The Gerald is a hotel where, Fairfield history buff Mark McPheters has said, Boston’s upper crust would journey by train to spend some time in the country, and where silent-film stars stayed while making some of their films.

A $6.5 million renovation project has restored the building to much of its original appearance while adding modern conveniences.

In the retail space that is part of the venerable building, three friends united by their shared passion for food and farming will offer 350 wines and 150 beers while educating consumers about where the products come from.

David Gulak, the founding manager of Barrel’s Market in Waterville; Josh Sullivan, a part-time English professor who has worked on local farms; and Nate McNab, an Alabama native and aspiring chocolatier who comes to the venture from Uncle Dean’s Good Groceries in Waterville, are the trio behind Meridian’s, which opened Thursday at 151 Upper Main St.

“We call it ‘glocal,'” said Gulak, 33. “It’s the same concept as the local food movement — identifying farmers and producers and where food comes from, but on a larger scale.

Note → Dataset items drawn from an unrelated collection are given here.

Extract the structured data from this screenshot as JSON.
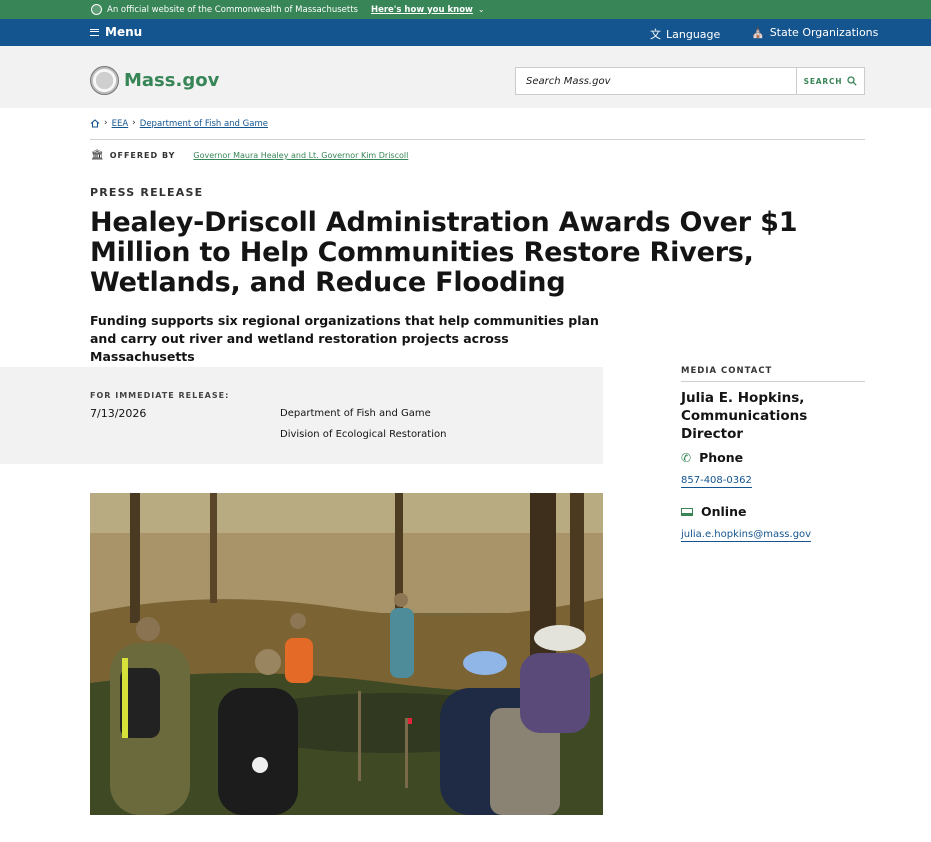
{
  "official_banner": {
    "text": "An official website of the Commonwealth of Massachusetts",
    "link": "Here's how you know"
  },
  "utility": {
    "menu": "Menu",
    "language": "Language",
    "state_orgs": "State Organizations"
  },
  "header": {
    "logo": "Mass.gov",
    "search_placeholder": "Search Mass.gov",
    "search_button": "SEARCH"
  },
  "breadcrumb": [
    "EEA",
    "Department of Fish and Game"
  ],
  "offered": {
    "label": "OFFERED BY",
    "link": "Governor Maura Healey and Lt. Governor Kim Driscoll"
  },
  "article": {
    "kicker": "PRESS RELEASE",
    "title": "Healey-Driscoll Administration Awards Over $1 Million to Help Communities Restore Rivers, Wetlands, and Reduce Flooding",
    "subtitle": "Funding supports six regional organizations that help communities plan and carry out river and wetland restoration projects across Massachusetts"
  },
  "release": {
    "label": "FOR IMMEDIATE RELEASE:",
    "date": "7/13/2026",
    "orgs": [
      "Department of Fish and Game",
      "Division of Ecological Restoration"
    ]
  },
  "contact": {
    "label": "MEDIA CONTACT",
    "name": "Julia E. Hopkins, Communications Director",
    "phone_label": "Phone",
    "phone": "857-408-0362",
    "online_label": "Online",
    "email": "julia.e.hopkins@mass.gov"
  },
  "colors": {
    "green": "#388557",
    "blue": "#14558f",
    "gray_bg": "#f2f2f2"
  }
}
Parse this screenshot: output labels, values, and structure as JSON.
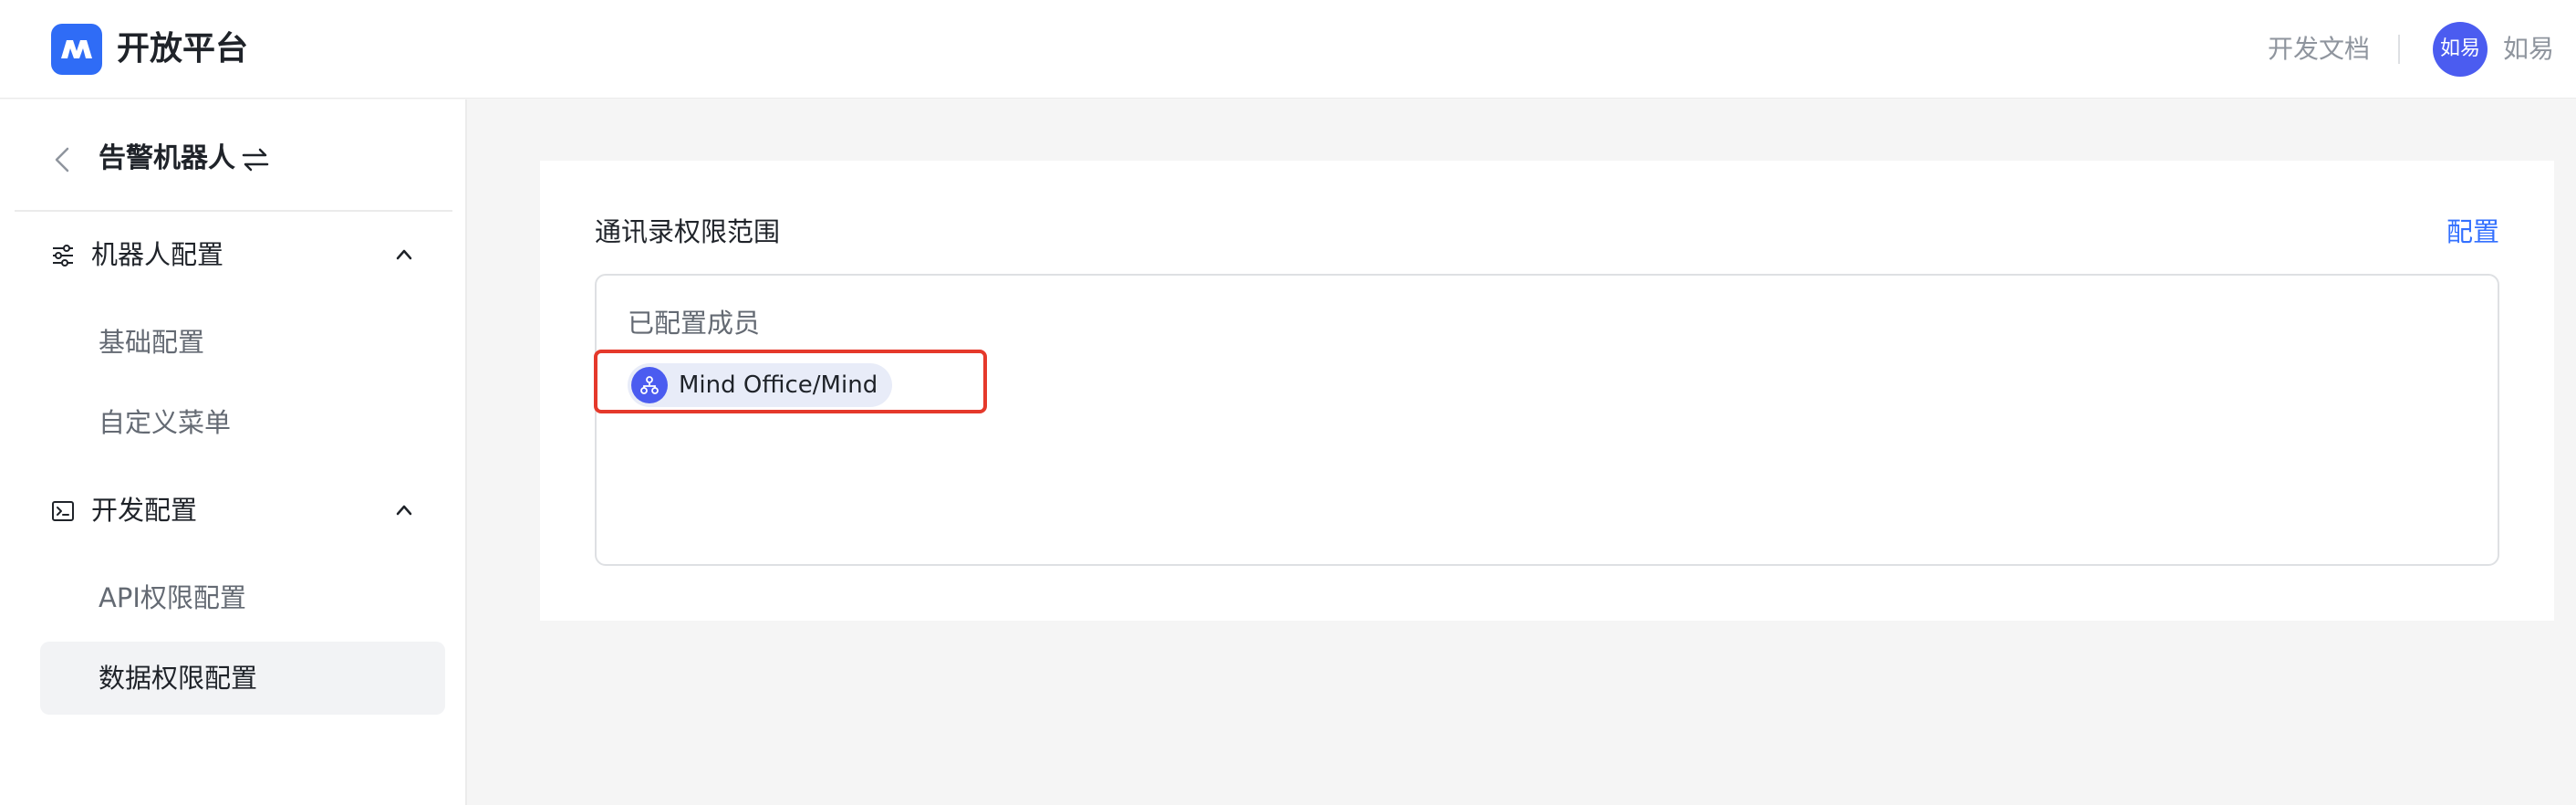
{
  "header": {
    "brand": "开放平台",
    "docs_link": "开发文档",
    "avatar_text": "如易",
    "username": "如易"
  },
  "sidebar": {
    "title": "告警机器人",
    "sections": [
      {
        "label": "机器人配置",
        "icon": "sliders-icon",
        "items": [
          "基础配置",
          "自定义菜单"
        ]
      },
      {
        "label": "开发配置",
        "icon": "terminal-icon",
        "items": [
          "API权限配置",
          "数据权限配置"
        ]
      }
    ],
    "active_item": "数据权限配置"
  },
  "main": {
    "section_title": "通讯录权限范围",
    "config_link": "配置",
    "configured_label": "已配置成员",
    "members": [
      {
        "name": "Mind Office/Mind",
        "icon": "org-chart-icon"
      }
    ]
  },
  "colors": {
    "accent": "#3370ff",
    "logo": "#2f6cf6",
    "avatar": "#4b5cf0",
    "highlight": "#e5392b"
  }
}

It’s global and local.”


The store, which occupies the only retail space in the remodeled hotel, shares the building with a 28-unit apartment complex for income-eligible people over the age of 55. It’s one of the final pieces in the revitalization of the hotel, which dates to 1900 and was bought by the Kennebec Valley Community Action Program in 2012.

The hotel was named for Amos F. Gerald, who built the hotel in 1900. Until tenants started moving in last November, nobody had lived there for more than 75 years. Before being purchased by KVCAP in 2012, its most recent use was as home to Northern Mattress and Furniture Gallery, which closed in 2006.

The concept behind Meridian’s is that of terroir, a word that is usually applied to wine to describe the effect of climate and geography on the characteristics of the grapes — but it also plays off the local food movement, seeking to connect consumers with knowledge of who grew their food, where and how it was grown.

“There’s a lot going on in the local food movement, especially with finding out where everything comes from. But with wine and beer, there’s no one really offering that,” said McNab, 27.

Wine and craft beer will be the emphasis of the store, but the trio also are working with about 25 local producers and farms to offer picnic-friendly food that pairs well with wine and beer. They include Smith’s Smoke House and Thirty Acre Farm in Whitefield, where Sullivan worked as an apprentice.

There’s also an educational component to what they’re doing. The wine selection, organized by region and marked with colorful maps and a large graph depicting the tastes and aromas found in wine, greets customers as they enter the store.


“I think people think it’s kind of funny that we’re doing this. They ask why we’re doing something that could potentially be labeled elitist or expensive, but it isn’t,” Gulak said.

Wine ranges in price from $8 to $15 bottle on average, although some bottles cost up to $45, and the store also will make special orders upon request.

“We really see it as a benefit for the entire town. It’s the type of business that we don’t really have much of in the Waterville and Fairfield area, and we thought it would be ideal,” said Suzanne Walsh, chief operating officer for KVCAP.

Meridian’s location in downtown Fairfield was also important to Gulak, who is originally from Harpswell and now lives a short walk from the store.

“Fairfield really is the crossroads of Maine. It still has a lot of old buildings, which gives it that old feel and most importantly, people still live downtown. The combination of the town and the people working there, the industrial landscape, history and the quaint downtown were all important,” he said.

Inside, the whitewashed ceiling retains the original early 20th-century filigree pattern.

Chuck Lakin, a Waterville woodworker who also has created interiors for Common Street Arts in Waterville, Railroad Square Cinema and Barrel’s, designed the shelving and tables. He also created two live-edge counters, one at the store’s entrance and another that will serve as a tasting bar, out of local pine trees to create the rustic Maine aesthetic of the store.